Senado aprova Reforma do Ensino Médio: um golpe à educação brasileira


O Senado aprovou nesta quarta-feira, por 43 votos a 13, a Medida Provisória que institui a Reforma do Ensino Médio. Anunciada pelo golpista Michel Temer (PMDB) às pressas em setembro do ano passado, a reforma passou nesta quarta-feira (08) pela última votação, após ter sido aprovada na Câmara no final do ano passado.
A maior mudança será a flexibilidade do currículo: 60% da grade curricular será composta de disciplinas obrigatórias e 40% serão optativas. Ou seja, no meio do curso, o estudante terá que escolher uma das cinco áreas para se especializar: linguagem e suas tecnologias; matemática e suas tecnologias; ciências da natureza e suas tecnologias; ciências humanas e sociais aplicadas ou formação técnica profissional. Para toda a rede, a carga horária aumentará, gradativamente, das atuais 800 horas anuais para 1.400 horas.
Com relação às disciplinas de Artes, Educação Física, Sociologia e Filosofia, as duas primeiras continuam obrigatórias (no quesito disciplinas), e as duas últimas deverão integrar obrigatoriamente a Base Nacional Comum Curricular – BNCC, podendo, assim, serem ofertadas transversalmente. Somente Português e Matemática serão obrigatórios nos três anos. As demais disciplinas dependem das opções do estudante e da grade curricular oferecida pelo Estado. Por exemplo: Inglês, disciplina que a escola ainda será obrigada a ofertar, pode ser cursada somente no primeiro ano. Fica facultativo oferecer uma segunda língua. Outra mudança é que os conteúdos cursados no Ensino Médio poderão ser aprovados na Universidade.
A medida também institui a Política de Fomento à Implementação de Escolas de Ensino Médio em Tempo Integral, para ampliar o número de instituições com aulas no período integral. De acordo com o texto, o Ministério da Educação terá de repassar os recursos aos Estados pelo prazo de dez anos por escola, a partir do ano da implementação do Ensino Médio integral.
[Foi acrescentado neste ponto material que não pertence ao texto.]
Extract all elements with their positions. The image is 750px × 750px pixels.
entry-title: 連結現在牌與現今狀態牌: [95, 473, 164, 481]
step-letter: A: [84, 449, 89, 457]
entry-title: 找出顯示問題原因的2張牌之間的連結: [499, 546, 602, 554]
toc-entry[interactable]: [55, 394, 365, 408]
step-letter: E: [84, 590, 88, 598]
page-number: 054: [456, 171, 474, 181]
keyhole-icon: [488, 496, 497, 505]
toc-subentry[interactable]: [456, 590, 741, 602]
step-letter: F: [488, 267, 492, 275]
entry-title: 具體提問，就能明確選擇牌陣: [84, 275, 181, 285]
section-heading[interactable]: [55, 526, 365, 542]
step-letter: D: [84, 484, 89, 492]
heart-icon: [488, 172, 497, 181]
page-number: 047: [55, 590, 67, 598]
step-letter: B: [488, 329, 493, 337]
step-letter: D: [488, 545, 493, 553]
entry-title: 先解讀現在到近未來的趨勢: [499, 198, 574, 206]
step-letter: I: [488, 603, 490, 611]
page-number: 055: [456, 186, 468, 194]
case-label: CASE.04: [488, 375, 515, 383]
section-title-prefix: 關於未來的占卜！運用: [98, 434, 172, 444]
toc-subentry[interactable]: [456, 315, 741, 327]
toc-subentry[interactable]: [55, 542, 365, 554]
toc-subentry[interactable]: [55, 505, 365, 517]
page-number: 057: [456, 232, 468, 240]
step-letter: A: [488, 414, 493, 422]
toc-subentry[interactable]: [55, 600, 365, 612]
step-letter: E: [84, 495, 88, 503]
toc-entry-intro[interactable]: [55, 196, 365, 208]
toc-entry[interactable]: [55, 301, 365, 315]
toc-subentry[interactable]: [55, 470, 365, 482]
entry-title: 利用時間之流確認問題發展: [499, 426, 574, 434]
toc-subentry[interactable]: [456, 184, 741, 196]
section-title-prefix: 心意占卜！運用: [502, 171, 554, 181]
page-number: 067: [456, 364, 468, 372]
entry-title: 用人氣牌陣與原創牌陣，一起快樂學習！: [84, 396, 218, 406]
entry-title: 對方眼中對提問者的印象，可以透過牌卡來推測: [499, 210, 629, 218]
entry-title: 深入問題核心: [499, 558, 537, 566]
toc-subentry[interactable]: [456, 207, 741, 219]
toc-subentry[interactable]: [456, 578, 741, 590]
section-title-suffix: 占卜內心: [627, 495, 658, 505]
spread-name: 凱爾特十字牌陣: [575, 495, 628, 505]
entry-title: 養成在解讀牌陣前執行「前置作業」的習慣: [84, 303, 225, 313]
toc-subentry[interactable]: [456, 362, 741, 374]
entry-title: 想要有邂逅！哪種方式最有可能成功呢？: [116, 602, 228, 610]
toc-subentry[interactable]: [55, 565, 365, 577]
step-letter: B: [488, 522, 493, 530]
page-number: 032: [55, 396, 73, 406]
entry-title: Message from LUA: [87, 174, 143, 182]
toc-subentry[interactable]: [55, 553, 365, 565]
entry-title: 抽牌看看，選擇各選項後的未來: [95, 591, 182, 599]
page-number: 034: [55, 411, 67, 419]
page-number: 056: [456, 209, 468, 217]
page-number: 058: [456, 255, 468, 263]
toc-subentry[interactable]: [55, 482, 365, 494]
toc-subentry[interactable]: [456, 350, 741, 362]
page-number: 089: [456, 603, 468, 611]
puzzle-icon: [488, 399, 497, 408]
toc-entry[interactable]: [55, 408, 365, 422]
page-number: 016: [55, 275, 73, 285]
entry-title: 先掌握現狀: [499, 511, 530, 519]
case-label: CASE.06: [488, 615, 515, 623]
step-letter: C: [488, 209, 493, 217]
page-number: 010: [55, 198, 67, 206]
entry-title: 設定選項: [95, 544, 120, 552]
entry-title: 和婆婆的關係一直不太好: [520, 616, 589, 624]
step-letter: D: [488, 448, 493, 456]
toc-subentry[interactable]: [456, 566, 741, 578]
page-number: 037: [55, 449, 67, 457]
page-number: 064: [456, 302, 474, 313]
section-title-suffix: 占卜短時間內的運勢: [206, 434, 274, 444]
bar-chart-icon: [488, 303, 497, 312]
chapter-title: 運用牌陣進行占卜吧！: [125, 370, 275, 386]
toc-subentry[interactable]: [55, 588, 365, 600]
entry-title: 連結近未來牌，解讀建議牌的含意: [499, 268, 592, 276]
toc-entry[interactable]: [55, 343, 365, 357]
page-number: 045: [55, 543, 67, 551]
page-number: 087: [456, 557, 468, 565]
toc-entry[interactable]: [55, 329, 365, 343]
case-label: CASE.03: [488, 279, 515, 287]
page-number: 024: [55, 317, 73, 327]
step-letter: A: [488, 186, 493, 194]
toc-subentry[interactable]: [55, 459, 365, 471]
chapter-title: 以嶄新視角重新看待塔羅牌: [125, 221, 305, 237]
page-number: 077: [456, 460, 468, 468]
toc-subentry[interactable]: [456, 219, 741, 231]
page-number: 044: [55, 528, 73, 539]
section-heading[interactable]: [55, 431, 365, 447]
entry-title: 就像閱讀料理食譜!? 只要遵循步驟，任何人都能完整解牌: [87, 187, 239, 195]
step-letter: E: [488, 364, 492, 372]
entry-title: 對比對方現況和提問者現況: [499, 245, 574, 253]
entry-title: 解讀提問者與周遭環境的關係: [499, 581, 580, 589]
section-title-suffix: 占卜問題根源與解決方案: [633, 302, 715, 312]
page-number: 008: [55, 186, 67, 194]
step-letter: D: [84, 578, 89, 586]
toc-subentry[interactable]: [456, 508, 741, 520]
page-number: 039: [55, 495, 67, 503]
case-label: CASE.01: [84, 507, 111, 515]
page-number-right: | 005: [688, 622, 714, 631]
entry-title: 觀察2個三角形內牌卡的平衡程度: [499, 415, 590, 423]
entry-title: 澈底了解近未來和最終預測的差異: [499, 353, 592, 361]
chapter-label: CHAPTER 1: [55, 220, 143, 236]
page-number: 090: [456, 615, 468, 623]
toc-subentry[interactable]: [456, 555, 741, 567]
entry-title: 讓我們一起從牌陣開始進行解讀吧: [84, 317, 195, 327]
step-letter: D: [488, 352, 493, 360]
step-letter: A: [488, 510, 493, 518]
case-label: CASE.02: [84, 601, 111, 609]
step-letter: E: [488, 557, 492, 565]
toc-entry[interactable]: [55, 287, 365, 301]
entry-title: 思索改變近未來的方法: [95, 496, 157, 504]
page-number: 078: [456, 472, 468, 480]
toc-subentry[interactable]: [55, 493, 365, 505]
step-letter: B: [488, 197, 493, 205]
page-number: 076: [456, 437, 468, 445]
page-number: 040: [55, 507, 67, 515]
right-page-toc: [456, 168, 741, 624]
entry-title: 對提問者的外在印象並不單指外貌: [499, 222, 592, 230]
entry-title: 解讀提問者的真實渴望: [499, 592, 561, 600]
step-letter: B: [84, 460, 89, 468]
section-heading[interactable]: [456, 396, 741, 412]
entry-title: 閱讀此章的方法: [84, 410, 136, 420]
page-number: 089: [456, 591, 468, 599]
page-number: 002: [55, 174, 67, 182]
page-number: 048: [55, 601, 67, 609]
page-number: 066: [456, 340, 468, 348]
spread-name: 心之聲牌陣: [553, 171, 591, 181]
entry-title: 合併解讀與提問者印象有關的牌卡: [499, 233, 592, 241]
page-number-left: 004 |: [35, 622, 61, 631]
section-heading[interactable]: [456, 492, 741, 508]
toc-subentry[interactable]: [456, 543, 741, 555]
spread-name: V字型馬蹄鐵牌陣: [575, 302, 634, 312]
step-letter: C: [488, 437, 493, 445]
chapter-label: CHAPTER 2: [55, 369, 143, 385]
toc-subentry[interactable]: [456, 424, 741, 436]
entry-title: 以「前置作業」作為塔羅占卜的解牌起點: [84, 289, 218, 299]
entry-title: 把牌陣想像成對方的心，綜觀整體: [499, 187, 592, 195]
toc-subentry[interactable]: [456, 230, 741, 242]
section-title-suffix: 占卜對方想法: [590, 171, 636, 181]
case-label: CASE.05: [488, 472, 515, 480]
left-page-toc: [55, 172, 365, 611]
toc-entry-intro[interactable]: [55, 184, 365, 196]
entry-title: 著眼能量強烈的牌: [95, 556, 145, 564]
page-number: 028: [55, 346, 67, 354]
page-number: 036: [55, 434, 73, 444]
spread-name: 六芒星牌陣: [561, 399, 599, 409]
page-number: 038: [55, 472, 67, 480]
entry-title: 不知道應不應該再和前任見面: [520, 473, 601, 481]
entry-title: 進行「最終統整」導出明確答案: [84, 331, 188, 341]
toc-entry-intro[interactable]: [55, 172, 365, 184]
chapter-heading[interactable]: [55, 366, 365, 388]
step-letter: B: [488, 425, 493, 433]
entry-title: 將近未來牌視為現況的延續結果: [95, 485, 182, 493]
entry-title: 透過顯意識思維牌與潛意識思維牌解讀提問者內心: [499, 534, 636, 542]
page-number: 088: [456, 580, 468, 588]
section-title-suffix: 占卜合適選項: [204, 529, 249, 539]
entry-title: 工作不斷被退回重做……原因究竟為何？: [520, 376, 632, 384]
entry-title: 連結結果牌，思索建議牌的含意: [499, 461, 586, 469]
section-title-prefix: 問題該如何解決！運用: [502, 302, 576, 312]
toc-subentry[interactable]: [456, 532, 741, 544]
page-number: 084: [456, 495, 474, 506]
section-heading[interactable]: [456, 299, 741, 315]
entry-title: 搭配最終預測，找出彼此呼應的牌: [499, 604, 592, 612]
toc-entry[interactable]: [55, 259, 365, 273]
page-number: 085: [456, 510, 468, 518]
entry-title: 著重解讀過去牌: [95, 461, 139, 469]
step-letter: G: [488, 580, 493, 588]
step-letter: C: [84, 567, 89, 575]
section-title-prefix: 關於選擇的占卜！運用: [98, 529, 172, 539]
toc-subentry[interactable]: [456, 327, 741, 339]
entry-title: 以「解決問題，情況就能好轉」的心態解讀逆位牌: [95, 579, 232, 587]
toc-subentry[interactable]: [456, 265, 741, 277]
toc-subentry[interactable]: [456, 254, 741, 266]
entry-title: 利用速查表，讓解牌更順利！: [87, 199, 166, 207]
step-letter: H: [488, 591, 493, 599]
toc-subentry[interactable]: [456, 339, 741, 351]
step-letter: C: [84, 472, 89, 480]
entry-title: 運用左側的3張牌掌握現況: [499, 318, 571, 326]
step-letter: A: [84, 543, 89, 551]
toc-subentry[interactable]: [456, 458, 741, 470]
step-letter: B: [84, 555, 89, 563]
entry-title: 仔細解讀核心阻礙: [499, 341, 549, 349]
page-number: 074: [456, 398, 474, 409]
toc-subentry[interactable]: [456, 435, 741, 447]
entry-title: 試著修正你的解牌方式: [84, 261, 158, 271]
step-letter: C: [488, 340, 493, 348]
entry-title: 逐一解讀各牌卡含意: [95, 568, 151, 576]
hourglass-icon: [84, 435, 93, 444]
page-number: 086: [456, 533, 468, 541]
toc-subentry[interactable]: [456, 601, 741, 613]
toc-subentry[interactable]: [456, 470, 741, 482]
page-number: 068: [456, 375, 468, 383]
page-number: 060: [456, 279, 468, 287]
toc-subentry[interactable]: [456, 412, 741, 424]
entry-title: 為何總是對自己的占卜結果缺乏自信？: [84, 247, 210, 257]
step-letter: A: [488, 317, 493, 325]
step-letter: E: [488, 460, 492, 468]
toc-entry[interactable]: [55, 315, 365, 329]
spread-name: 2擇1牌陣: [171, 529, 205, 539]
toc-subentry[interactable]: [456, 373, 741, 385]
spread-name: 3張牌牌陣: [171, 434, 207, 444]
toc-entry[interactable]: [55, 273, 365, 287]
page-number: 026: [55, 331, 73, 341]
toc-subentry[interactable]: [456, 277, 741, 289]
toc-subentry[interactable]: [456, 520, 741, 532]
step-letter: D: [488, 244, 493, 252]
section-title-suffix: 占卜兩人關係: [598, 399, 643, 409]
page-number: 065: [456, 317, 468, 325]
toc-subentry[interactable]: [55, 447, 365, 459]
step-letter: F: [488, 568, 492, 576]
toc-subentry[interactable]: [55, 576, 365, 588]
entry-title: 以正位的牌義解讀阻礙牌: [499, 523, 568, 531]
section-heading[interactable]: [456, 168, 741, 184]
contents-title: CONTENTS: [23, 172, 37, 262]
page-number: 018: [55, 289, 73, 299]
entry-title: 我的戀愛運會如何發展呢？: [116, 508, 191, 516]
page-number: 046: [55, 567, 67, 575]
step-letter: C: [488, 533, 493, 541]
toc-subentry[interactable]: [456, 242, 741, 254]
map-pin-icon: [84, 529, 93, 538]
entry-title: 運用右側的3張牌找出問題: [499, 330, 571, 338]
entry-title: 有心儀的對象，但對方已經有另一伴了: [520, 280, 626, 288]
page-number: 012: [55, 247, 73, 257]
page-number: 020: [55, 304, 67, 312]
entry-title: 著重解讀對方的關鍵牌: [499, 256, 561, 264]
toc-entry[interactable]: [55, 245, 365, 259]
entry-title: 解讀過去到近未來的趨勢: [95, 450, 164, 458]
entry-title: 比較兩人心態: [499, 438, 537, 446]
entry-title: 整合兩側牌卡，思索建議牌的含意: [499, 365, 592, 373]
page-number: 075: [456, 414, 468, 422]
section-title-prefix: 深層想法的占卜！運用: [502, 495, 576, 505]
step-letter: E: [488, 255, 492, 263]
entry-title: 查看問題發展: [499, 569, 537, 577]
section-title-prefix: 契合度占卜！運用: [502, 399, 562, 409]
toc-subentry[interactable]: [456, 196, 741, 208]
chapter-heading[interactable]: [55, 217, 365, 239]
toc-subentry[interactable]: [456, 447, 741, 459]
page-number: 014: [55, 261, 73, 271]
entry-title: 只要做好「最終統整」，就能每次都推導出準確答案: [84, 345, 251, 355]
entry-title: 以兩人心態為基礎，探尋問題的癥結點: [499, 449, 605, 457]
Em um momento em que o Governo aprova o maior ajuste fiscal das últimas décadas, com a PEC do teto de gastos, fica a dúvida de que maneira os investimentos na educação integral serão feitos.

CPERS repudia aprovação

O CPERS repudia a aprovação da Reforma do Ensino Médio, pois considera que ela desestimula a formação docente, permitindo que as redes de ensino e escolas contratem “profissionais de notório saber” para dar aulas “afins de sua formação”. Além de empobrecer o Ensino Médio retirando as disciplinas de Artes, Educação Física, Sociologia e Filosofia e acabar com o ensino noturno.
Para o Sindicato, é claro o objetivo desta Reforma: reduzir a aprendizagem dos estudantes aos ditames do mercado e fomentar a privatização das escolas e a terceirização de seus profissionais. É uma ameaça à educação básica pública e de qualidade para os filhos e filhas das classes trabalhadoras.